Beth Gatchell, a regular customer at Bella Cupcake, said she wouldn’t support a business that refuses service based on age, race, sexual orientation or other classifications. Gatchell added that she wants to teach her four children to be tolerant of all types of people.

“I would rather support a business that’s more forward thinking and a business who’s more community supportive,” said Gatchell, of Sandy. “It’s important to model more inclusive type situations than exclusive.”

Even before the incident last month, the owners of Sweet Cakes by Melissa haven’t tried to hide their Christian beliefs.

Their website is filled with Bible verses. It also reads, “Remember we do cakes for any occasion” — with one exception, of course.

Phillips is a Christian, too. But she doesn’t believe a business should have the right to select its customers.

“We have certain beliefs,” she said. “But politics and our faith and all those things are personal to us. And our customers are our customers. I think if someone came in and asked Jesus to make a cake, he’d make the cake. I just don’t get it.”
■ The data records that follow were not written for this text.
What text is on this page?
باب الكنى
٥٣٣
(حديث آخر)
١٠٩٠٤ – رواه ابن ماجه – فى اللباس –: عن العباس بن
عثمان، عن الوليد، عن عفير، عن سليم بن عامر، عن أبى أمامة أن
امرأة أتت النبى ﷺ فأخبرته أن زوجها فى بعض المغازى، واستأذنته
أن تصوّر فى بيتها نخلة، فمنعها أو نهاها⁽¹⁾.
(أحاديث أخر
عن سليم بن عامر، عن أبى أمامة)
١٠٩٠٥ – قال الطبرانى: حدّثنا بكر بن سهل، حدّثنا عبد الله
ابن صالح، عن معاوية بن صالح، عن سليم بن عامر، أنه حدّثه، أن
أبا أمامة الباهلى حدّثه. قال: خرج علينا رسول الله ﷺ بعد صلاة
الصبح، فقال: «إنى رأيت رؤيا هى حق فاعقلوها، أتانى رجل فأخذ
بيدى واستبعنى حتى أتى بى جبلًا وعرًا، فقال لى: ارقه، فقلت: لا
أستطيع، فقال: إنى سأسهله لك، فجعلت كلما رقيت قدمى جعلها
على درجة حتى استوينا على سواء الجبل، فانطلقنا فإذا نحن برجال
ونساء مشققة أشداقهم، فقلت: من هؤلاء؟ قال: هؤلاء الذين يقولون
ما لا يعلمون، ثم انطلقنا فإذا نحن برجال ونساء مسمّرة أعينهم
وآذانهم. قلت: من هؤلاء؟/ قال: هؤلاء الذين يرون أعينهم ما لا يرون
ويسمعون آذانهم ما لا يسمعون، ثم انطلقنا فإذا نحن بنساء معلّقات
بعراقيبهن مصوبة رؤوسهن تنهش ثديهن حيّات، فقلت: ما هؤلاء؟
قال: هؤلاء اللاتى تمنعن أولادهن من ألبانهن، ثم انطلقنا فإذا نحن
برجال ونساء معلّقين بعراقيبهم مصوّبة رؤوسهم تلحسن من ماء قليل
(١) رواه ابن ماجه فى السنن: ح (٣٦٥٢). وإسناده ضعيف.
Neither does Lillian Negron, owner of Lillian’s Natural Foods, 283 N.W. Miller Ave.

Negron, a homosexual Christian, said she understands both sides of the argument and thinks the owners of Sweet Cakes by Melissa believe they’re being obedient to their religion.

“As a business person, I don’t think they should discriminate,” Negron said. “As a human being... you felt convicted and you felt obedient to God, you better listen to that.”

Sweet Cakes by Melissa could face a large backlash this weekend. Gay rights activists created a Facebook page called “Boycott Sweet Cakes by Melissa, Gresham, OR.”

The group also organized a protest, which will begin at 2 p.m. Saturday, Feb. 9. The demonstration will start at Sweet Cakes by Melissa, and at 4 p.m, protesters will march to Bella Cupcake to support a business, they feel, is tolerant.